It’s been an hour And I’m still tossing on my bed thinking about the same person Every now and then
Is it safe for me to feel that way or is it with everyone else that the past keeps reeling
There are a lot of expectations I have to keep up with everyday I wake up with a lot of things on my mind and still at the end of the day some of them are not accomplished
Is it just that I overthink that how I been the best listener for everyone that I somehow feel empty inside there’s no one is there to listen to me
My little heart is still bruised and my subconscious mind tells me to stop but there are things that a person is intended to do.
Everywhere I see its feels I am lost and I cannot fit in here. Everyone makes me feel odd one out and it obviously feels that I am an alien.
Recently I’ve been waiting for a good thing to happen which would be a miracle .I’m waiting for it to happen.

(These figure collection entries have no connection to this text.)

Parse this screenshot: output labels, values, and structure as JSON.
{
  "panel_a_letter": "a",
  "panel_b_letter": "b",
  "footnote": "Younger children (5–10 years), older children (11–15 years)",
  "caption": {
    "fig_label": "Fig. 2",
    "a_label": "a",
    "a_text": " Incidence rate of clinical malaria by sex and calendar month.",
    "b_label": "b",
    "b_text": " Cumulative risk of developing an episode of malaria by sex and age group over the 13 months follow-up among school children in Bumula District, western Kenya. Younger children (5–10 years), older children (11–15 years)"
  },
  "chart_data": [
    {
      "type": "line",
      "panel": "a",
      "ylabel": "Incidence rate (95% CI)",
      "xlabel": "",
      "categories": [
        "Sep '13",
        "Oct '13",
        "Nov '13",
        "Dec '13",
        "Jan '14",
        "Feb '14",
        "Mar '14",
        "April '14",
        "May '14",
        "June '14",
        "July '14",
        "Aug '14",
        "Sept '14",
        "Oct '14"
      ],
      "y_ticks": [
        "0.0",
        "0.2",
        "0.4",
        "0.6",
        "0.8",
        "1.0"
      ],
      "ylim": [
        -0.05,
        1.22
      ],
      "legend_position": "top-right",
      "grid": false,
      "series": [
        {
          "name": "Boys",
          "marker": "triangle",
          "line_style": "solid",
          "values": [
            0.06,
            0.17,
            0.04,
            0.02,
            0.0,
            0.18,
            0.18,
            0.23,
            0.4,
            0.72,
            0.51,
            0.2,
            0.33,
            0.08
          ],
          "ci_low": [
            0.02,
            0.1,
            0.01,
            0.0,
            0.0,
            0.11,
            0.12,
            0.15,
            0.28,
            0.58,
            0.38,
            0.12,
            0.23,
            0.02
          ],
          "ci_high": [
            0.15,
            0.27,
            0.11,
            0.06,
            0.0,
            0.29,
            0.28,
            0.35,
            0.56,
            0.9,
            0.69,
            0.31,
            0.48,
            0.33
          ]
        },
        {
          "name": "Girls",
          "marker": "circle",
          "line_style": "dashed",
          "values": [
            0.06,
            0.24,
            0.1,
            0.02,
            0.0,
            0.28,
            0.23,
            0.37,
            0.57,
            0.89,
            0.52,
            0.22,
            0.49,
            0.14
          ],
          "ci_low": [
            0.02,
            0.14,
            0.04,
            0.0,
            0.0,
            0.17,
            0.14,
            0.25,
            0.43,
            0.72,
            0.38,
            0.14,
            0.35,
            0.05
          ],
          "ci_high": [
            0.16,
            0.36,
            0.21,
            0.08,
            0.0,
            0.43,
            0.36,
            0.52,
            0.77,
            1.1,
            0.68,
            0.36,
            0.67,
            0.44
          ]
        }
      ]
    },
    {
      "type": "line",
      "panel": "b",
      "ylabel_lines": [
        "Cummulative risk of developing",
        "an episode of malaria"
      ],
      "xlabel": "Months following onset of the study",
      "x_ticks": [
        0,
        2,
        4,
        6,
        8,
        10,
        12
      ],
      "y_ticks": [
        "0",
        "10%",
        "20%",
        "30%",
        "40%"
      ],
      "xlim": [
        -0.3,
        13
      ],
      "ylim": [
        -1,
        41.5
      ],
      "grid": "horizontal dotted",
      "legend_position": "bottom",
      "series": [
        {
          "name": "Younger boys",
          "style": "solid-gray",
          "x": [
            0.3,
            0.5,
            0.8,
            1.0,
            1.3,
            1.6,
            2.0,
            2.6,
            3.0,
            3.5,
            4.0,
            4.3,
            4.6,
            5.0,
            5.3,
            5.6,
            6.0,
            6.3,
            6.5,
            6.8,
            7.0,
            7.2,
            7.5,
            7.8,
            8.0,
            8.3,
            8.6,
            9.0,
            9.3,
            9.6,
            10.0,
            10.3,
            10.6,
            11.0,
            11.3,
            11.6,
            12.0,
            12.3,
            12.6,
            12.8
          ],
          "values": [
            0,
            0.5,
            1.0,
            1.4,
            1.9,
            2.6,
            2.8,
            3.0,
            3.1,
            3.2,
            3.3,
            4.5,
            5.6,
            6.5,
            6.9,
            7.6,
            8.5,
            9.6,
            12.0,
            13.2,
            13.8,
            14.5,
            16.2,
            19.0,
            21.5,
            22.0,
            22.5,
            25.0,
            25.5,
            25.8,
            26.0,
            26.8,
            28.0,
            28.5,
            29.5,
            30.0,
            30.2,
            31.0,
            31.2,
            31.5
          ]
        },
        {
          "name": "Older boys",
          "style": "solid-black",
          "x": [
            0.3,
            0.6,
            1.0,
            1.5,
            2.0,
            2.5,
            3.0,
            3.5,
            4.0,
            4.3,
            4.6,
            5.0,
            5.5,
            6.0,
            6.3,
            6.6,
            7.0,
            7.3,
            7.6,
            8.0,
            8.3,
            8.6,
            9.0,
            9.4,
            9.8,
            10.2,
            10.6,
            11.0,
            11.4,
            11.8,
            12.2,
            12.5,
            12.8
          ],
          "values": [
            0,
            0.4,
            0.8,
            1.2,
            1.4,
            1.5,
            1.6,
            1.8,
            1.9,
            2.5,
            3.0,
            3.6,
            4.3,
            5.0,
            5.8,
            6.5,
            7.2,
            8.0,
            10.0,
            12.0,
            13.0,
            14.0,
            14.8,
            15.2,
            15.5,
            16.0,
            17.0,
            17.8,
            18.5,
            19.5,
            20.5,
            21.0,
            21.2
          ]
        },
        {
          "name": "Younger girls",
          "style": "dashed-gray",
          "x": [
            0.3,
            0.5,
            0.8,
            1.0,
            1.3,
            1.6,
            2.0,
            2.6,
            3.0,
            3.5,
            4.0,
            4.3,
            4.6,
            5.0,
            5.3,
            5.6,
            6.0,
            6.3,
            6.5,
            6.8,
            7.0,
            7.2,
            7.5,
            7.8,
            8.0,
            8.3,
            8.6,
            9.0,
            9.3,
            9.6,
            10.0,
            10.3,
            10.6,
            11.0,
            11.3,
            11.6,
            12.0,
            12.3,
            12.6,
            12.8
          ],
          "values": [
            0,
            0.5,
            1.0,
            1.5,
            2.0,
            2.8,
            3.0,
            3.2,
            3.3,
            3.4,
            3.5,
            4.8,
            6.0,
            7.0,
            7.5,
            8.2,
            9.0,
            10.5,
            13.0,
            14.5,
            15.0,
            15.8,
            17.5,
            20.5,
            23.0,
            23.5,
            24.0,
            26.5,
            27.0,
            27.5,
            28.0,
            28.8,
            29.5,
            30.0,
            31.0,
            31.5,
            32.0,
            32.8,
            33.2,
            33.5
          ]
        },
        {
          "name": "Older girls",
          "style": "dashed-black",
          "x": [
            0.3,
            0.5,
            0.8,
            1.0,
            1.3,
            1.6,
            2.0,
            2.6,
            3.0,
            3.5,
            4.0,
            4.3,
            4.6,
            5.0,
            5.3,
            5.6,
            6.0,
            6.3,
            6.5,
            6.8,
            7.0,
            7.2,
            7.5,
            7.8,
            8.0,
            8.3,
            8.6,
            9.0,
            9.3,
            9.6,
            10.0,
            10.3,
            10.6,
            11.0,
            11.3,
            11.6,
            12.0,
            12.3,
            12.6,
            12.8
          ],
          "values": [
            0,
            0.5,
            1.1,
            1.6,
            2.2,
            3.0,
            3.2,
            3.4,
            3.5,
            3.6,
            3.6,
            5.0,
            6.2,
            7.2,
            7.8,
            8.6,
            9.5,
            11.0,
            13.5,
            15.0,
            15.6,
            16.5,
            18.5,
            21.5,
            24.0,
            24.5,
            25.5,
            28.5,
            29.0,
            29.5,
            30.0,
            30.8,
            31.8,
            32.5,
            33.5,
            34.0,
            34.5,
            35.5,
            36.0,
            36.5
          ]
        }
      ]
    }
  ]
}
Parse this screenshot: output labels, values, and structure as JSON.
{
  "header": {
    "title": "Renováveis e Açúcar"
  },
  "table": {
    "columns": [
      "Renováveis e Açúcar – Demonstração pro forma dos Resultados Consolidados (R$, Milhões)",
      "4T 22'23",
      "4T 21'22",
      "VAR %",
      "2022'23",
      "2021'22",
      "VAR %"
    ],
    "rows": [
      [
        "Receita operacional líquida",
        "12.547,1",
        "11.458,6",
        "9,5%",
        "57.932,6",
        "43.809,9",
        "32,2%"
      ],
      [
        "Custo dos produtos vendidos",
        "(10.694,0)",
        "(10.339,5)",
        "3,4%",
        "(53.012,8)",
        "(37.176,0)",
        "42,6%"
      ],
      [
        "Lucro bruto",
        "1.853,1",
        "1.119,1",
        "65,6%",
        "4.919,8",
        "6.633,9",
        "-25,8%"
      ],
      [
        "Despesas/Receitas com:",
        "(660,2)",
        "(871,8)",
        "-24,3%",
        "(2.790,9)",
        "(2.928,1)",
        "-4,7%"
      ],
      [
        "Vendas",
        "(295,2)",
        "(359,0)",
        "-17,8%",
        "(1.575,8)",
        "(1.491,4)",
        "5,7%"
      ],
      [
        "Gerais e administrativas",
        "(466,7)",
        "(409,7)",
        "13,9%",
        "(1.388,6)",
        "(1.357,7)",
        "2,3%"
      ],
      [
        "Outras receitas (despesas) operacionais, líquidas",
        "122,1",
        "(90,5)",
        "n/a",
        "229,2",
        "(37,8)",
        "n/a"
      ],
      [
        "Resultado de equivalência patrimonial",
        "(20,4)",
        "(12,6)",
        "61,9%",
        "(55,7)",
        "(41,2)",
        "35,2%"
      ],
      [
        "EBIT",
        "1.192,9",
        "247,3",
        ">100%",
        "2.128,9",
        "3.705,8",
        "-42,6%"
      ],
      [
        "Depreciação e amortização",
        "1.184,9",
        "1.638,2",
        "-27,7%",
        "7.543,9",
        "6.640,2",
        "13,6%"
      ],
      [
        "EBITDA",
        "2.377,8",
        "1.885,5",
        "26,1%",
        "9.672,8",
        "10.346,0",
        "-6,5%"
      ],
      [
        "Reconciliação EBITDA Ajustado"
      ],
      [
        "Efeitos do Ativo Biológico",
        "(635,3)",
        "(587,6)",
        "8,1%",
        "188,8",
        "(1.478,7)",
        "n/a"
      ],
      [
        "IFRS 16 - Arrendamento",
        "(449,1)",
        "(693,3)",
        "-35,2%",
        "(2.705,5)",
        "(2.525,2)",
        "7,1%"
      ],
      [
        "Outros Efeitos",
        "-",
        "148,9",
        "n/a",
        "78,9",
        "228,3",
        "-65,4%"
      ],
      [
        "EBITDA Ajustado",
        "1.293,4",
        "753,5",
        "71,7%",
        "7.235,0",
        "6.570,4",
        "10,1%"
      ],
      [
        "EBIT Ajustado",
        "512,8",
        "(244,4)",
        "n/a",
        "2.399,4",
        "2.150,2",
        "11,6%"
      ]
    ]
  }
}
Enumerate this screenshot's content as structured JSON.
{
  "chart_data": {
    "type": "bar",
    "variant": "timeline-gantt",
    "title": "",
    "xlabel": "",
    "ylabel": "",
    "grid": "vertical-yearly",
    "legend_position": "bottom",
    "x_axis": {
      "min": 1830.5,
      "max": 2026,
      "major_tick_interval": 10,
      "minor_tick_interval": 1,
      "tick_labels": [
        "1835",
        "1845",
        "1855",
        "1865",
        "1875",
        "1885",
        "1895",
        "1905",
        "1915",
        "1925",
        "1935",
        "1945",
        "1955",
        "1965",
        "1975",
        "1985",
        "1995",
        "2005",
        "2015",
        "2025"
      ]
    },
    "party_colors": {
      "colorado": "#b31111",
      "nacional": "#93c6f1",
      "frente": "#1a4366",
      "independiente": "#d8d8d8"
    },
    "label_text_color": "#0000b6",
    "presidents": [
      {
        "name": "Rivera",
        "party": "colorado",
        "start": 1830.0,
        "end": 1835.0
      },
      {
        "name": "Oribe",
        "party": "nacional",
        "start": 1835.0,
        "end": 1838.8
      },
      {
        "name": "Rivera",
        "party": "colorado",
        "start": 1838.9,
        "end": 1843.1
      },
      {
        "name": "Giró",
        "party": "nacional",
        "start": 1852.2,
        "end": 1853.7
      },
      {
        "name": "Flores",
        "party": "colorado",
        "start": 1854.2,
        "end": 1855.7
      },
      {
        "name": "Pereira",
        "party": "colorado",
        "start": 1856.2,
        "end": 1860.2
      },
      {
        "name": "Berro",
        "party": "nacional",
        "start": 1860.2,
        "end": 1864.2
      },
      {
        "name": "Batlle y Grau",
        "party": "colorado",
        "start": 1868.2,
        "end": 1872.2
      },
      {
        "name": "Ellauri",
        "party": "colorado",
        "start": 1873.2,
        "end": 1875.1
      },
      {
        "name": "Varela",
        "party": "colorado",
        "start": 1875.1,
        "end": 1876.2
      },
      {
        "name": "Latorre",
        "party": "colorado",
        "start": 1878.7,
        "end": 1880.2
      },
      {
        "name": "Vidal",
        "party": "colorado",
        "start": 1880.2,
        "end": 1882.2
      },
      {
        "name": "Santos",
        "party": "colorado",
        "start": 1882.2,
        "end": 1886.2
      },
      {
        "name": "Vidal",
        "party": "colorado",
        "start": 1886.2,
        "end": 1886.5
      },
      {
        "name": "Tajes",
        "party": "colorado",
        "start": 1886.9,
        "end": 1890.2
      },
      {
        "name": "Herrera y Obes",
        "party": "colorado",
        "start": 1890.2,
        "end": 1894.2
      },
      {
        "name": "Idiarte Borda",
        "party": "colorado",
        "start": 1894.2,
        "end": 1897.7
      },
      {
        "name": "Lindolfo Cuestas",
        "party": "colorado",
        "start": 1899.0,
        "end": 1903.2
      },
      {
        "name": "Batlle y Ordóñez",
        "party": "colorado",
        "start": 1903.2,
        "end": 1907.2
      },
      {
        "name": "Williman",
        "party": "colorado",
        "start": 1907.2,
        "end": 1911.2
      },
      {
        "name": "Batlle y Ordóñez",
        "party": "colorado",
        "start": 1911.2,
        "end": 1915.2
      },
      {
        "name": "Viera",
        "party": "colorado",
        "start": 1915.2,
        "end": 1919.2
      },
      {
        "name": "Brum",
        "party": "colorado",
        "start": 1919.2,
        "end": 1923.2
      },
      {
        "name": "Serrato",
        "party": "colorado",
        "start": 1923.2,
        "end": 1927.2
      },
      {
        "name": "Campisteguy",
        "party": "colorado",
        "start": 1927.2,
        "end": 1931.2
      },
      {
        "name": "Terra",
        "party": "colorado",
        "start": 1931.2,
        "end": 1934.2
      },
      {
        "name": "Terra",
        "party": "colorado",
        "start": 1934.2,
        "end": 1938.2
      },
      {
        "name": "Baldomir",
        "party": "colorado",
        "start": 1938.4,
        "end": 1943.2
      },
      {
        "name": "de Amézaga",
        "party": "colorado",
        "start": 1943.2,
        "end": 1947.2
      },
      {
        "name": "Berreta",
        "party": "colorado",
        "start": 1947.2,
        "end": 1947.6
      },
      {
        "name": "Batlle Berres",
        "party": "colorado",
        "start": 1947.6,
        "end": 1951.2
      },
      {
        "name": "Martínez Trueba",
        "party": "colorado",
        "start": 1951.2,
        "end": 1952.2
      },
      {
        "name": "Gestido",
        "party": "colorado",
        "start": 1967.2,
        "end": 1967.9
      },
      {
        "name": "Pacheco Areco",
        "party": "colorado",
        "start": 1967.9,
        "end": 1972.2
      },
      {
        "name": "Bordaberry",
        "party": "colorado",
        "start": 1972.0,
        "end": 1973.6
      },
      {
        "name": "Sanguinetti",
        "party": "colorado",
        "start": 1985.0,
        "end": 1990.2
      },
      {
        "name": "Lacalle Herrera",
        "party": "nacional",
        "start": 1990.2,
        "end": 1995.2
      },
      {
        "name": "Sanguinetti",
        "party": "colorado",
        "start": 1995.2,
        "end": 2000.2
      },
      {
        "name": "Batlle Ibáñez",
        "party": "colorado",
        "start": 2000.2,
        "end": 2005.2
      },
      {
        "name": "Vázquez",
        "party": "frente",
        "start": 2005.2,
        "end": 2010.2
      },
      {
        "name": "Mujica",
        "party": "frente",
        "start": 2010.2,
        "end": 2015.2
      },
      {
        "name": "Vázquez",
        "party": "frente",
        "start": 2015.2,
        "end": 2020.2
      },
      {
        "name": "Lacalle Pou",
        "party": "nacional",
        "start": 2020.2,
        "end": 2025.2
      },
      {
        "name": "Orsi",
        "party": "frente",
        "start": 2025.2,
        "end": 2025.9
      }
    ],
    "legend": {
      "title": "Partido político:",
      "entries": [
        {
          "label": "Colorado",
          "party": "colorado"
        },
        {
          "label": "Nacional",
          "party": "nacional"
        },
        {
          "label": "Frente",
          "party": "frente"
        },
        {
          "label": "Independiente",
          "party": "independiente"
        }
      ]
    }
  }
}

It feels like I’ve m giving my best, working around the clock and still I am not getting any fruits out of it .Everything feels that it is going into vain.
Distraction has not got me anywhere and I still look at the sky wishing things could turn upside down like being in a better way for me.
It’s been awkward sitting at my own house and feeling that pinching feeling of getting up from the bed each morning with a heavy heart and lost motivation.
This scenario has never happened I think that is a part of growing up read you lose all your friends because you have been working hard and everyone around you has been underestimating your pain and struggles and being misleaded by the smile I put on.
Getting disappointed each day with every subtle mistake committed and you feel helpless thinking how miserable your life is every point you feel like giving up and push yourself just looking at your loved ones that you need to be strong for them not for yourself .
Either it is just a fight for survival or dragging up one’s life for others. Anyway it’s just a fight to show perseverance as well as who owns the stage with the role given to them.